The case attracted wide international attention, in part because it raised questions over whether Iran had violated United Nations sanctions on weapons sales.
West African governments also warned that Iran may have been seeking to send weapons to rebel groups in the region.
Federal High Court Judge Okechukwu Okeke pronounced the two “guilty as charged” on four of five criminal counts, with the sentences for each count to be served concurrently.
While the crimes in question carried a potential life sentence, the judge said he was swayed by a plea for leniency from the defence and by the conduct of the pair while in detention.
“In sentencing the accused I have taken into consideration the plea for mercy by the defence team, but the law has to take its course,” Okeke said.
The sentence will be counted retroactively from February 2011, when their trial began, meaning the men will walk free in under three years.
Jiti Ogunye, a Lagos-based lawyer and commentator who followed the case, told AFP he was “shocked” by the light jail terms, especially by the decision to have the sentences served concurrently.
“Given how the case was going and the avalanche of evidence…everybody was expecting a conviction with a heavy sentence,” Ogunye said.
“It shows there is something very, very wrong with our criminal justice system,” he continued.
“When a verdict in any case falls short of the expected outcome, there are bound to be worries…that something improper might have happened,” he said.
He explained that Nigeria’s judiciary has long been plagued by systemic problems, including corruption and political pressures heavily influencing verdicts, but he could not comment directly on the Iranian case before reviewing the decision.
Aghajani has denied having links with Iran’s powerful Revolutionary Guard, insisting he was a private businessman conducting a legitimate transaction.

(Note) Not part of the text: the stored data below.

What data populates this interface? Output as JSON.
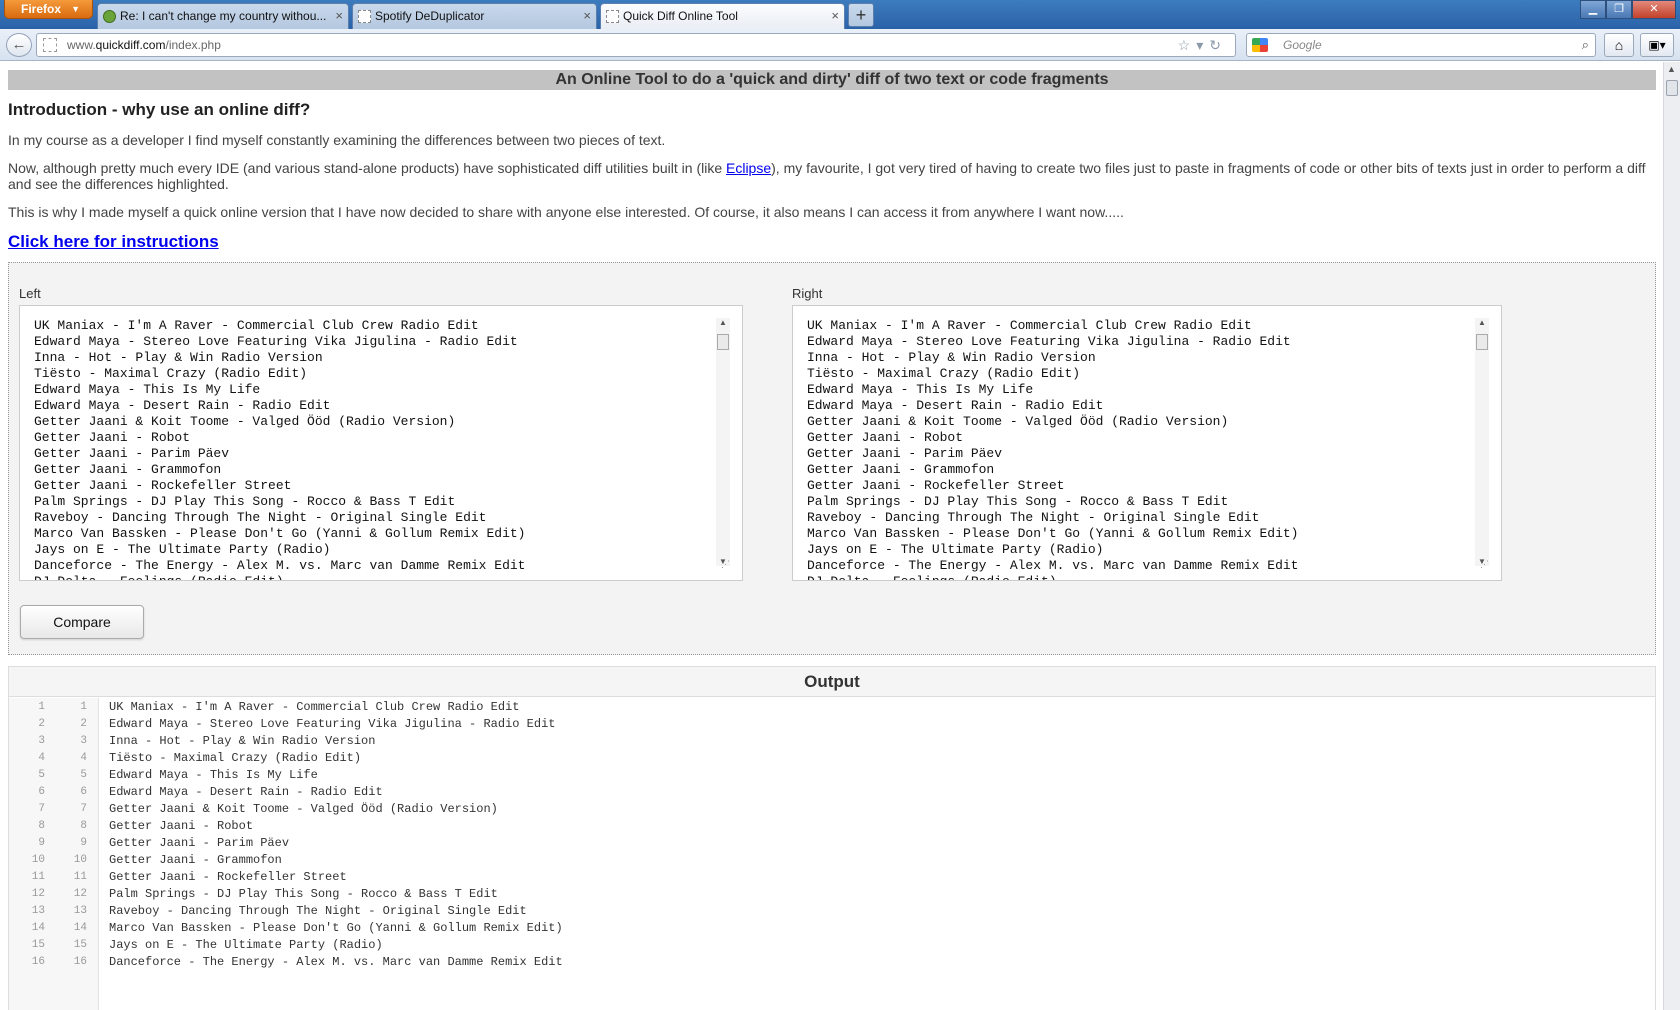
{
  "browser": {
    "menu_label": "Firefox",
    "tabs": [
      {
        "label": "Re: I can't change my country withou..."
      },
      {
        "label": "Spotify DeDuplicator"
      },
      {
        "label": "Quick Diff Online Tool"
      }
    ],
    "url_prefix": "www.",
    "url_domain": "quickdiff.com",
    "url_path": "/index.php",
    "search_placeholder": "Google"
  },
  "page": {
    "header": "An Online Tool to do a 'quick and dirty' diff of two text or code fragments",
    "intro_heading": "Introduction - why use an online diff?",
    "para1": "In my course as a developer I find myself constantly examining the differences between two pieces of text.",
    "para2_before": "Now, although pretty much every IDE (and various stand-alone products) have sophisticated diff utilities built in (like ",
    "para2_link": "Eclipse",
    "para2_after": "), my favourite, I got very tired of having to create two files just to paste in fragments of code or other bits of texts just in order to perform a diff and see the differences highlighted.",
    "para3": "This is why I made myself a quick online version that I have now decided to share with anyone else interested. Of course, it also means I can access it from anywhere I want now.....",
    "instructions_link": "Click here for instructions",
    "left_label": "Left",
    "right_label": "Right",
    "compare_button": "Compare",
    "output_heading": "Output"
  },
  "tracks": [
    "UK Maniax - I'm A Raver - Commercial Club Crew Radio Edit",
    "Edward Maya - Stereo Love Featuring Vika Jigulina - Radio Edit",
    "Inna - Hot - Play & Win Radio Version",
    "Tiësto - Maximal Crazy (Radio Edit)",
    "Edward Maya - This Is My Life",
    "Edward Maya - Desert Rain - Radio Edit",
    "Getter Jaani & Koit Toome - Valged Ööd (Radio Version)",
    "Getter Jaani - Robot",
    "Getter Jaani - Parim Päev",
    "Getter Jaani - Grammofon",
    "Getter Jaani - Rockefeller Street",
    "Palm Springs - DJ Play This Song - Rocco & Bass T Edit",
    "Raveboy - Dancing Through The Night - Original Single Edit",
    "Marco Van Bassken - Please Don't Go (Yanni & Gollum Remix Edit)",
    "Jays on E - The Ultimate Party (Radio)",
    "Danceforce - The Energy - Alex M. vs. Marc van Damme Remix Edit",
    "DJ Delta - Feelings (Radio Edit)"
  ],
  "output_rows": [
    {
      "left": "1",
      "right": "1",
      "text": "UK Maniax - I'm A Raver - Commercial Club Crew Radio Edit"
    },
    {
      "left": "2",
      "right": "2",
      "text": "Edward Maya - Stereo Love Featuring Vika Jigulina - Radio Edit"
    },
    {
      "left": "3",
      "right": "3",
      "text": "Inna - Hot - Play & Win Radio Version"
    },
    {
      "left": "4",
      "right": "4",
      "text": "Tiësto - Maximal Crazy (Radio Edit)"
    },
    {
      "left": "5",
      "right": "5",
      "text": "Edward Maya - This Is My Life"
    },
    {
      "left": "6",
      "right": "6",
      "text": "Edward Maya - Desert Rain - Radio Edit"
    },
    {
      "left": "7",
      "right": "7",
      "text": "Getter Jaani & Koit Toome - Valged Ööd (Radio Version)"
    },
    {
      "left": "8",
      "right": "8",
      "text": "Getter Jaani - Robot"
    },
    {
      "left": "9",
      "right": "9",
      "text": "Getter Jaani - Parim Päev"
    },
    {
      "left": "10",
      "right": "10",
      "text": "Getter Jaani - Grammofon"
    },
    {
      "left": "11",
      "right": "11",
      "text": "Getter Jaani - Rockefeller Street"
    },
    {
      "left": "12",
      "right": "12",
      "text": "Palm Springs - DJ Play This Song - Rocco & Bass T Edit"
    },
    {
      "left": "13",
      "right": "13",
      "text": "Raveboy - Dancing Through The Night - Original Single Edit"
    },
    {
      "left": "14",
      "right": "14",
      "text": "Marco Van Bassken - Please Don't Go (Yanni & Gollum Remix Edit)"
    },
    {
      "left": "15",
      "right": "15",
      "text": "Jays on E - The Ultimate Party (Radio)"
    },
    {
      "left": "16",
      "right": "16",
      "text": "Danceforce - The Energy - Alex M. vs. Marc van Damme Remix Edit"
    }
  ]
}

The defence argued that the weapons were just passing through Nigeria and were ultimately headed to the tiny nation of Gambia as part of a legal sale.
Gambia denied it was the intended recipient and cut diplomatic ties with Iran over the dispute.
The case also sparked a stern response from Senegal, which accused Iran of trying to deliver weapons to separatist rebels in its southern Casamance region.
The United Nations added Aghajani to a blacklist last year, labelling him a Revolutionary Guard member tied to “Iranian support for terrorism and extremism worldwide”.
The United States has also put Aghajani on its national sanctions list.
Addressing the court before his sentence was read out, the Iranian described his time in Nigerian jails as “agony”.
“It has been a very sad experience for me for three years,” he said.
Judge Okeke denied a request by Aghajani’s lawyer for the sentence to be served in Iran.
Jega claimed he was told the cargo contained construction materials and said he was hired by the Iranian as a middle-man to help clear the shipment through the Nigerian port.
“I did not know what was there were arms. If I had known I would not have waited to be arrested by the police,” he said on Monday before sentencing. “I ask for leniency.”
The arms, which include heavy weaponry, are to be given to the Nigerian government, the court ruled.